I wish she hadn't been holding that knife when the police arrived, but then I also wish she hadn't felt the need to defend her life at such a young age.
I wish that she had never been in that foster home in the first place, that her family had the resources and the power to stay intact and be her foundation and root as well as her bulwark and defense.
I wish that her attackers had seen a young girl in need of love and guidance instead of an enemy.
I wish that the police had gotten there five minutes earlier, or had reached for the taser instead of the gun, or had otherwise been willing or able to defuse the situation without bloodshed.
I wish that we could lament the unjust death of Ma'Khia Bryant without adding the asterisk at the end of our mourning, or just moving on.
I wish that we were better at empathy, that we were so passionate about lamenting injustice that we didn't look for every loophole to grant ourselves immunity from the Christlike love of the downtrodden and hurting.
I wish I could love like Christ loves me.
When it came to empathy, Jesus set the example for all of us. Recently, Kyle J. Howard pointed out the idea that Christ's empathy for us was demonstrated in the incarnation, that Jesus left his glory to live among us, as one of us, and experience every temptation we experience. Because of his example, and only because of his power within me, I can empathize with a fifteen-year-old girl like Claudette, dehumanized by an unjust system, despite some of her poor decisions. I can see her grief at losing one mother to poverty and another mother to polio before she was thirteen, and I can imagine the ways that trauma would affect the way I think about relationships, motherhood, and pregnancy. Because of Christ's empathy for me, I can empathize with a sixteen-year-old girl whom the system had failed so badly that she found herself standing outside of a foster home wielding a knife against two attackers, only to have the public servants she herself called come and shoot her on sight. And because of Christ's love and empathy for me, I can love and empathize with my daughter when she makes bad decisions that not only affect her own life, but our family's as well.

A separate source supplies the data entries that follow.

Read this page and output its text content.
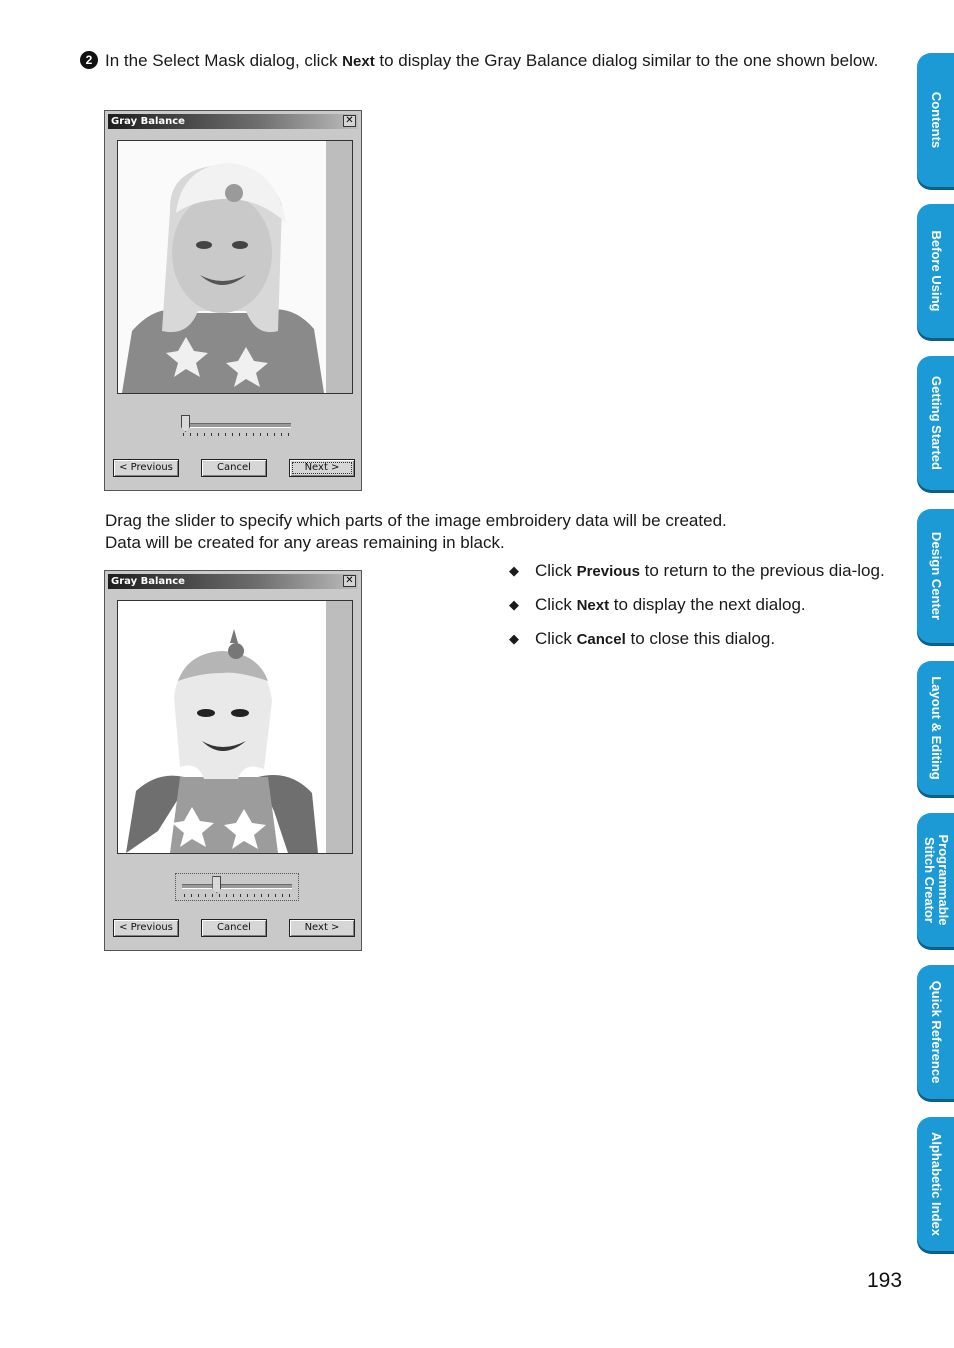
2 In the Select Mask dialog, click Next to display the Gray Balance dialog similar to the one shown below.
Gray Balance	✕
< Previous	Cancel	Next >
Drag the slider to specify which parts of the image embroidery data will be created.
Data will be created for any areas remaining in black.
Gray Balance	✕
< Previous	Cancel	Next >
◆ Click Previous to return to the previous dia-log.
◆ Click Next to display the next dialog.
◆ Click Cancel to close this dialog.
Contents
Before Using
Getting Started
Design Center
Layout & Editing
Programmable
Stitch Creator
Quick Reference
Alphabetic Index
193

Because of Christ, I can even empathize with a grown man called on to make a very difficult decision with split-second timing and little information. I can acknowledge the difficulty of that moment and still ask whether it was justice, real justice. And if culpability is found, as it was in the Derek Chauvin case on the same day that Ma'Khia was killed, I should be able to demand accountability and reparations from the offender, and still love him as the prison doors close on him. I should be able to do all these things, but, Lord, it's hard sometimes.